O que começou como um alimento tradicional da Amazônia ganhou espaço nas academias, no delivery e nas mesas de consumidores de diferentes partes do mundo.

O açaí deixou de ser um produto associado apenas à região Norte do Brasil e passou a integrar o mercado global de alimentos naturais e funcionais. Com o aumento da demanda, também crescem os desafios relacionados à produção, logística, sustentabilidade e profissionalização da cadeia.


Em entrevista ao Mundo Agro, Rafael Corte, CEO do JAH Açaí, Sorvetes e Picolés, analisa esse cenário e conta quais são os próximos passos da empresa no mercado internacional.

Mundo Agro: O que explica o crescimento acelerado do consumo de açaí no Brasil e no mundo?


Rafael Corte: O crescimento vem de dois movimentos que se encontraram na hora certa. De um lado, o consumidor passou a buscar alimentos mais nutritivos, funcionais e com origem natural, e o açaí, denso em antioxidantes e gorduras boas, virou resposta direta a essa demanda. De outro, o produto deixou de ser sazonal e regional para entrar na rotina: hoje está em academias, no delivery e no dia a dia das grandes cidades, não só no Norte do país.

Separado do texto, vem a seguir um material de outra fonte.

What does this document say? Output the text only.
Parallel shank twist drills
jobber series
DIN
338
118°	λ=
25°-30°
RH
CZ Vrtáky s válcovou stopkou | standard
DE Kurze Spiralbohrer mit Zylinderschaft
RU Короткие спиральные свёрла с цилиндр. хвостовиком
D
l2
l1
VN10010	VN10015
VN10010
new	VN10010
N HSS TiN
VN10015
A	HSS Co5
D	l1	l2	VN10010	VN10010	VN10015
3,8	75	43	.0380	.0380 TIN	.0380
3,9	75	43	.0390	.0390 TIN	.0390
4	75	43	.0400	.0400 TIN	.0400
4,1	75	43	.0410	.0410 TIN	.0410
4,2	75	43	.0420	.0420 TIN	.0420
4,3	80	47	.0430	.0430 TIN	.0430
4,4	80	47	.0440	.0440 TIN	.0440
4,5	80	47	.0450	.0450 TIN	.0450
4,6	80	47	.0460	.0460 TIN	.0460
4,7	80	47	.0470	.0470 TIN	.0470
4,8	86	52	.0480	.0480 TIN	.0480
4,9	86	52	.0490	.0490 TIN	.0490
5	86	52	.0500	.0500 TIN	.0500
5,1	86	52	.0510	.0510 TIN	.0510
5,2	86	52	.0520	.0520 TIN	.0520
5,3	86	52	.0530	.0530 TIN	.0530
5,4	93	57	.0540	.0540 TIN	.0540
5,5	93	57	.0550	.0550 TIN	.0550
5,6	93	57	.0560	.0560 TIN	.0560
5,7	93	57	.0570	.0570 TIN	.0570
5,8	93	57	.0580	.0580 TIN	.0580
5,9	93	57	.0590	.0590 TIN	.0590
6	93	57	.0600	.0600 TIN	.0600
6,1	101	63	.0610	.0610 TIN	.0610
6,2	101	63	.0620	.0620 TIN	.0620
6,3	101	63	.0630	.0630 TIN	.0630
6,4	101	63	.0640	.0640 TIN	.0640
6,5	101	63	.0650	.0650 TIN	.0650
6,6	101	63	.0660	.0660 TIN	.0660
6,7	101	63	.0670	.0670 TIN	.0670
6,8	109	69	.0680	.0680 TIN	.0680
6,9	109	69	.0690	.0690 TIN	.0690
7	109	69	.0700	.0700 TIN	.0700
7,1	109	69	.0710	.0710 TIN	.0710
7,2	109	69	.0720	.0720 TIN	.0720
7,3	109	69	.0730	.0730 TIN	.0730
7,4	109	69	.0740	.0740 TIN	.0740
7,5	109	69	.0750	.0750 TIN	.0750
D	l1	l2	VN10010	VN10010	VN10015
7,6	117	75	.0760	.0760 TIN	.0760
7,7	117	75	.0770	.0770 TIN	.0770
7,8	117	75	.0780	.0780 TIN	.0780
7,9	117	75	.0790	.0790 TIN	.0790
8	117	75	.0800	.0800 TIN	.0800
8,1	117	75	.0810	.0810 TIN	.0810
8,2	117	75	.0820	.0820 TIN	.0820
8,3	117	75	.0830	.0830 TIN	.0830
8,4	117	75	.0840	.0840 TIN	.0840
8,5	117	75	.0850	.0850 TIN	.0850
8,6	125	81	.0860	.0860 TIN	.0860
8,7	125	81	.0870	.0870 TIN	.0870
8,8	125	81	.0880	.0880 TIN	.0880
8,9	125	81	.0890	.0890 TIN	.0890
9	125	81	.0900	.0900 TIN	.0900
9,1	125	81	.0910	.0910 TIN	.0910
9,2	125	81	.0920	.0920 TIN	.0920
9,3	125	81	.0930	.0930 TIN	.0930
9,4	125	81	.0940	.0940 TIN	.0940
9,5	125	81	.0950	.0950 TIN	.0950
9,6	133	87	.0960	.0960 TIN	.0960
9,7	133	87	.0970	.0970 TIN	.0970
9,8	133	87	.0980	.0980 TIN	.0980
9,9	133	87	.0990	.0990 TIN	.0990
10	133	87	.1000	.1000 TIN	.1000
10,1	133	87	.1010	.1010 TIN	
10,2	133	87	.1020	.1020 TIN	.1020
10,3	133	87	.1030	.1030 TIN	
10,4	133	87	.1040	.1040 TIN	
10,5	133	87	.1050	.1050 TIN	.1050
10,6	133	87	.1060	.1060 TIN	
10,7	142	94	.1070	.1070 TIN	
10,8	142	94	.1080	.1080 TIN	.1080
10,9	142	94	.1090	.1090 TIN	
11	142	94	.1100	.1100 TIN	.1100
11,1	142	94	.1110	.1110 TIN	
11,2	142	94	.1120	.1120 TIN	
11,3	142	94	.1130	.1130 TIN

Lá fora, esse movimento começou pelo esporte, com surfistas e atletas que levaram o açaí para os Estados Unidos no início dos anos 2000, e ganhou escala com a onda global dos superalimentos. O resultado é um mercado que hoje movimenta bilhões de dólares no mundo todo e segue crescendo em dois dígitos ao ano.


Mundo Agro: Como a tendência por alimentos saudáveis e funcionais impulsionou esse mercado?

Rafael Corte: A busca por uma alimentação limpa, com rótulo claro e alto teor nutricional, colocou o açaí em destaque no mercado de alimentos saudáveis. É um alimento denso em nutrientes, rico em antioxidantes, ômega 6 e 9, fibras e minerais. Desenhamos uma receita 100% natural, sem gordura vegetal ou conservantes artificiais, com 60% de pureza de polpa, mais que o dobro do padrão de mercado. Também criamos linhas focadas em performance, como opções zero açúcar e bebidas com Whey Protein, que atraíram o público fitness, atletas e quem busca refeições funcionais no dia a dia.


Mundo Agro: O açaí deixou de ser um produto regional para se tornar global. Quais foram os principais marcos dessa transformação?

Rafael Corte: O primeiro marco foi a virada dos anos 2000, quando empresas pioneiras, fundadas por surfistas que conheceram o açaí no Brasil, começaram a exportar a polpa congelada para os Estados Unidos e a registrar o produto nos órgãos regulatórios americanos.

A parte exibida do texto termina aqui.